心ブロックは、心臓の電気伝導系に障害が生じ、心室や心房間のインパルス伝達が遅延または遮断される状態を指します。これにより心拍の協調が乱れ、不整脈や重篤な健康リスクを招くことがあります。

心ブロックがインパルス伝導に与える影響

1. 洞房結節(SA)ブロック

洞房結節は心拍のペースメーカーですが、ここからのインパルスが房室結節(AV)に届く前に遮断・遅延すると、心拍数が低下し(徐脈)、不規則な収縮が生じます。

2. 房室結節(AV)ブロック

最も一般的な心ブロックで、房室結節での伝導障害が起こります。

  • 第一度AVブロック:伝導遅延はあるものの、全てのインパルスが心室に届くため症状はほとんどありません。
  • 第二度AVブロック(Mobitz I・II):一部のインパルスが遮断され、心拍が飛ばされる不規則リズムが現れます。
  • 第三度AVブロック(完全ブロック):全てのインパルスが遮断され、心室は自律的に遅いエスケープリズムで拍動します。重度の徐脈やめまい、失神、心不全などの症状が出ます。

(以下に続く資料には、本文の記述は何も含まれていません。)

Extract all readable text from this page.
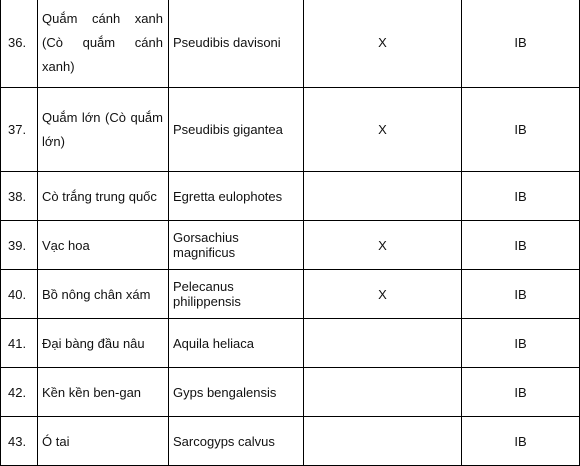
36.	Quắm cánh xanh (Cò quắm cánh xanh)	Pseudibis davisoni	X	IB
37.	Quắm lớn (Cò quắm lớn)	Pseudibis gigantea	X	IB
38.	Cò trắng trung quốc	Egretta eulophotes		IB
39.	Vạc hoa	Gorsachius magnificus	X	IB
40.	Bồ nông chân xám	Pelecanus philippensis	X	IB
41.	Đại bàng đầu nâu	Aquila heliaca		IB
42.	Kền kền ben-gan	Gyps bengalensis		IB
43.	Ó tai	Sarcogyps calvus		IB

3. 束枝ブロック(Bundle Branch Block)

His束から左右心室へ伝わる束枝でインパルスが遅延または遮断されると、心室の収縮タイミングが乱れ、異常な伝導パターンが現れます。

4. ファシキュラーブロック(Fascicular Block)

束枝をさらに細分化したファシックルが障害されると、左または右の束枝ブロック、あるいは複合的な伝導障害が起こります。

治療と管理

心ブロックの重症度とインパルス伝導への影響に応じて、薬物療法からペースメーカー植込みまで、適切な治療が選択されます。目的は伝導異常を補正し、安定した心拍リズムを維持することです。